A controversial book written in Hebrew by a historian who
teaches at Tel Aviv University has rocked Israel’s foundations
as a state for the Jewish people. “When and How Were the Jewish
People Invented?” by Professor Shlomo Sand has been a bestseller
for months and is set to be translated into numerous languages
with its launch in the US scheduled for later this year. Praised
by some and vilified by others, it has certainly opened up
intellectual debate and touched many nerves.
“When and How Were the Jewish People Invented?” attacks the
roots of Zionist ideology, which holds to the core belief that
Jews are not only adherents to a religion and members of a
cultural group but also a displaced people with a common
biological-genetic bloodline.
In his book, Professor Sand argues that Jews do not share a
genetic bloodline while their so-called historical existence as
a cohesive “nation-race” is mere myth. Instead, he postulates
that the idea of a refugee Jewish people forcibly strewn around
the Diaspora was cooked up by Zionist academics during the 19th
century as a fictional pretext for the establishment of a Jewish
state.
Sand believes that Jews are made up of ethnically diverse groups
sharing religious beliefs. The ancestors of most converted
during a period when Judaism encouraged its followers to
proselytise, he maintains. He says there was no famous enforced
exile from the Holy Land, which has naturally upset religious
Jews. A Jewish people never existed, he says, only a Jewish
religion. Moreover, those Jews originating from present-day
Israel and the occupied Palestinian territories have a greater
genetic connection with Palestinians than with other Jews, he
says. So how did Jews come to be scattered all over the planet?

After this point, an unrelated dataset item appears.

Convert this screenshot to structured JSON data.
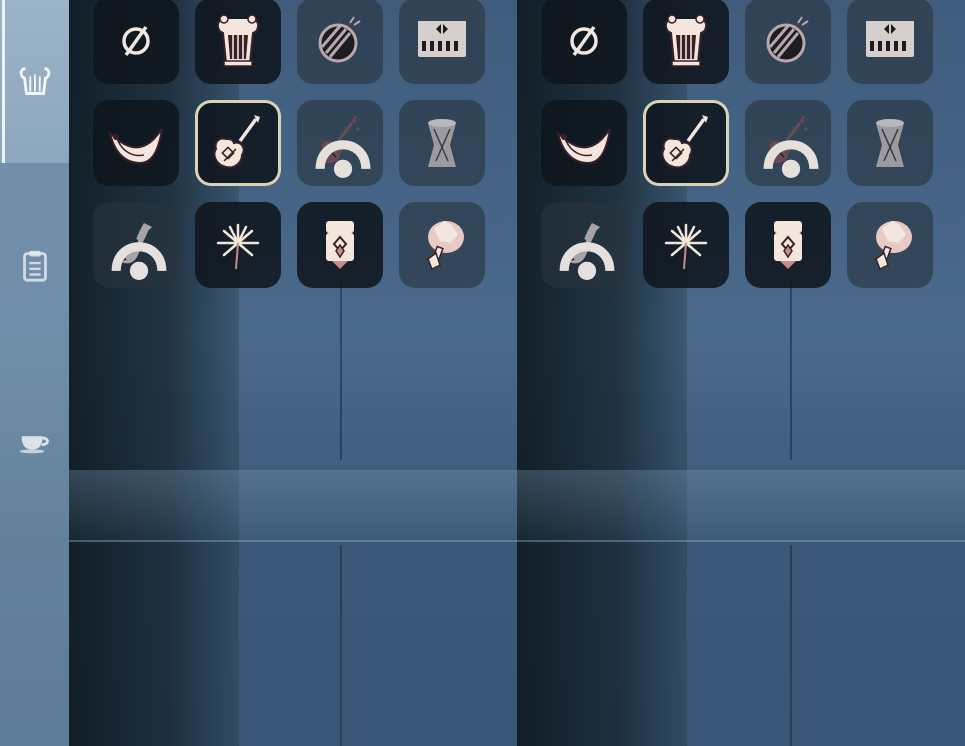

Tom Segev, who reviewed Sand’s work in the Israeli
English-language daily Ha’aretz, answers this in his summary of
Sand’s explosive thesis:
“Sand quotes from many existing studies, some of which were
written in Israel but shunted out of the central discourse. He
also describes at length the Jewish Kingdom of Himyar in the
southern Arabian Peninsula and the Jewish Berbers in North
Africa. The community of Jews in Spain sprang from Arabs who
became Jews and arrived with the forces that captured Spain from
the Christians land from European-born individuals who had also
become Jews”.
“The first Jews of Ashkenaz (Germany) did not come from the Land
of Israel and did not reach Eastern Europe from Germany, but
became Jews in the Khazar Kingdom in the Caucasus. Sand explains
the origins of Yiddish culture: it was not a Jewish import from
Germany, but the result of the connection between the offspring
of the Kuzari and Germans who traveled to the East; some of them
as merchants. We find, then, that the members of a variety of
peoples and races, blond and black, brown and yellow, became
Jews in large numbers.”
The book undercuts the basis on which the Jewish state was built
because while there are precedents for a people’s right to their
own nation, there is little precedent for the establishment of a
state exclusively reserved for any one religious group.

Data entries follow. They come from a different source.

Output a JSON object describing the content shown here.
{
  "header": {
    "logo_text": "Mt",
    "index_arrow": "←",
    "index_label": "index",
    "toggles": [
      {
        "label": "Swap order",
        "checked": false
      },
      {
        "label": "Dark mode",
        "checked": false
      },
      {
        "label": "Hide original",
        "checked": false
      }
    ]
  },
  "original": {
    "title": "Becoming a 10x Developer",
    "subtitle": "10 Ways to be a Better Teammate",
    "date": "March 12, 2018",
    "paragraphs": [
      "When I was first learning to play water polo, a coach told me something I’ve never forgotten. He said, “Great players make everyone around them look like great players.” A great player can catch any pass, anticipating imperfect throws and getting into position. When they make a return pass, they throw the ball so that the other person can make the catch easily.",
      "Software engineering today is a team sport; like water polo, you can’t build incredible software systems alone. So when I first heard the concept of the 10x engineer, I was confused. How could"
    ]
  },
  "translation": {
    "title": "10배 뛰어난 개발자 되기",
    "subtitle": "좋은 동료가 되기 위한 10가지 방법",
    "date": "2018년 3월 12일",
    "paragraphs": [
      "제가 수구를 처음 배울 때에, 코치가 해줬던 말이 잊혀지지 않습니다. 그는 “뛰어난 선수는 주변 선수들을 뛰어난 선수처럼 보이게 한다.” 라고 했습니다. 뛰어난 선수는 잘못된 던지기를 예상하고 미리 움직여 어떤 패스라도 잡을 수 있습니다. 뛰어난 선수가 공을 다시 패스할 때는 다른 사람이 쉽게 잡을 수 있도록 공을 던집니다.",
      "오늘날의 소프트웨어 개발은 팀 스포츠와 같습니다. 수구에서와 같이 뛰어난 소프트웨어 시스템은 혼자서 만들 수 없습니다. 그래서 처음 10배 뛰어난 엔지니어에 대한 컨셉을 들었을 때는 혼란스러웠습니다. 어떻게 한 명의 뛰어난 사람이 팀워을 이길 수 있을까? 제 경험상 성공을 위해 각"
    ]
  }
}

Indeed, as Tom Segev points out the book “is intended to promote
the idea that Israel should be a ‘state of all its citizens’ –
Jews, Arabs and others – in contrast to its declared identity as
a ‘Jewish and Democratic state’.” This adds grist to the mill of
those now calling for a one-state solution.
Arguably if such a book had been published anywhere else in the
world – or penned by anybody other than a respected Israeli
Jewish historian – it would have been broadly labeled as
anti-Semitic. Professor Sand, however, has impeccable
credentials and is, therefore, not an easy target.

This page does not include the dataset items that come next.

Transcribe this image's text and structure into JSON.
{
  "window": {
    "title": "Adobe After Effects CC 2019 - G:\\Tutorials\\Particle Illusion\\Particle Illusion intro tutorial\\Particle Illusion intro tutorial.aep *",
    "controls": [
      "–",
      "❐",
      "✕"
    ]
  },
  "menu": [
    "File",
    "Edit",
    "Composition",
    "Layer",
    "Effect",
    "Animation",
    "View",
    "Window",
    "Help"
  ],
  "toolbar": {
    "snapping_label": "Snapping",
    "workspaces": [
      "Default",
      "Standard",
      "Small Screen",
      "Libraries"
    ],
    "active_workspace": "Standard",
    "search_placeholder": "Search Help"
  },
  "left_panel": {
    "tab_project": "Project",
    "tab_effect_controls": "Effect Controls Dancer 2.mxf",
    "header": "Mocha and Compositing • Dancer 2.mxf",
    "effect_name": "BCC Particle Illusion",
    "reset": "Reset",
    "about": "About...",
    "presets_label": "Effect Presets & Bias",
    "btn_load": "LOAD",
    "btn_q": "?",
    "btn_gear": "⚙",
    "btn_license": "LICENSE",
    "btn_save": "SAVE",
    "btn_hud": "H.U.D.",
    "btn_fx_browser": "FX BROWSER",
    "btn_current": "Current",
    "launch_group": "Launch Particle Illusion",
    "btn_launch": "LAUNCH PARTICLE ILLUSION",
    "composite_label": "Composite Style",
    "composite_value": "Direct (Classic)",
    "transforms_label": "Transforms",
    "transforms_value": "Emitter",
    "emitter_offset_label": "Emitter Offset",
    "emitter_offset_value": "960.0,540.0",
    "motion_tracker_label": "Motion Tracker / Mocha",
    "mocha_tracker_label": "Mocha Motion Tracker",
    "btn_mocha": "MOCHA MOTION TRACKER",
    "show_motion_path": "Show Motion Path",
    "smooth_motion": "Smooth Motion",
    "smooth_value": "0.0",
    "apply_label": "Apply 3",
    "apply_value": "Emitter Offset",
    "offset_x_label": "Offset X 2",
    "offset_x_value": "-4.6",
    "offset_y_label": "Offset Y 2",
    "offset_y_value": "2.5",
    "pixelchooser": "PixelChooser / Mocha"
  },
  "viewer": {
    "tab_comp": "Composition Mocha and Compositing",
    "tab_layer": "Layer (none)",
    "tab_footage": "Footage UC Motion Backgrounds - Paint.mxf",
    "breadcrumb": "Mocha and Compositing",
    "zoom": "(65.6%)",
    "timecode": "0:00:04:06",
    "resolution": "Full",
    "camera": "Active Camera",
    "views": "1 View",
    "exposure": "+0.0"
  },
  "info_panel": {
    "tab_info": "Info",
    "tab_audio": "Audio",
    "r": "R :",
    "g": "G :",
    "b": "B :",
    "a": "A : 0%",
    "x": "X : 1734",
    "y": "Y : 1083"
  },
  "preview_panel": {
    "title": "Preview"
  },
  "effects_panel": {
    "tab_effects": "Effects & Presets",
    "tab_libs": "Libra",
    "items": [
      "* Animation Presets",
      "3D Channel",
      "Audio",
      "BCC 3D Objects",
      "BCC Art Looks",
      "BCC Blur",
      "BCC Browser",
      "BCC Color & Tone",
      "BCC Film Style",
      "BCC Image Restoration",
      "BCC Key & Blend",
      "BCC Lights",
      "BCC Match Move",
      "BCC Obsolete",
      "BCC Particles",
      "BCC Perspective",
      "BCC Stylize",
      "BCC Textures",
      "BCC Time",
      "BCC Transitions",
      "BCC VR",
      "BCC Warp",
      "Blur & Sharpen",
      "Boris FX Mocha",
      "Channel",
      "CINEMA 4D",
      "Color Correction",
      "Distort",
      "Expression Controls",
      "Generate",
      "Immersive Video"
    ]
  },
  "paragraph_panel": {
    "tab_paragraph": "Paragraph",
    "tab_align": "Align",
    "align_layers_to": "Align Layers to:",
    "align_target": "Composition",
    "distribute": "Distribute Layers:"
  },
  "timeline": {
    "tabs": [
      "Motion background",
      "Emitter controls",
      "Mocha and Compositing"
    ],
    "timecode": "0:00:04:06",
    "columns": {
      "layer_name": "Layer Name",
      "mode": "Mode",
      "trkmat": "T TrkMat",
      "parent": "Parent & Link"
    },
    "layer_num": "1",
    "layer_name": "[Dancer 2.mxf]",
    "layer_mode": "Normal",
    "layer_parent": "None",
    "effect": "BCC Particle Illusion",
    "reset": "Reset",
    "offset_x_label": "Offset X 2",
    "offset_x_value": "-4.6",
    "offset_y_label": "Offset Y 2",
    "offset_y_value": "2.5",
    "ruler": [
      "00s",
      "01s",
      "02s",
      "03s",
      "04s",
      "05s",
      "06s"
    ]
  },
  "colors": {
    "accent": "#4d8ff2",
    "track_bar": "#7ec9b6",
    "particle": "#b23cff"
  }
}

Born in Austria to Polish Jewish Holocaust survivors, Sand spent
his formative years in a camp for displaced persons before
immigrating with his family to the fledgling Israeli state in
1948. Like most Israelis, he completed his military service and
in 1975 graduated from Tel Aviv University with a BA in history.
The next 10 years were spent in Paris working towards an MA in
French history and a PhD.
Despite his personal and academic resume, Sand’s critics are
undeterred. His work has variously been described as a “final
solution to the Jewish problem” and “another manifestation of
mental disorder in the extreme academic left in Israel”.
Professor Israel Bartal, Dean of the Humanities Faculty of the
Hebrew University, has taken aspects of the book to task and
questions the author’s motives but he does admit this: “No
‘nationalist’ Jewish historian has ever tried to conceal the
well-known fact that conversions to Judaism had a major impact
on Jewish history in the ancient period and during the early
Middle Ages. Although the myth of an exile from the Jewish
homeland (Palestine) does exist in popular Israeli culture, it
is negligible in serious Jewish historical discussions”.
So there you have it! No doubt the discussion will continue for
a long time to come and once the book is published in other
languages non-Hebrew speakers will finally be able to join in.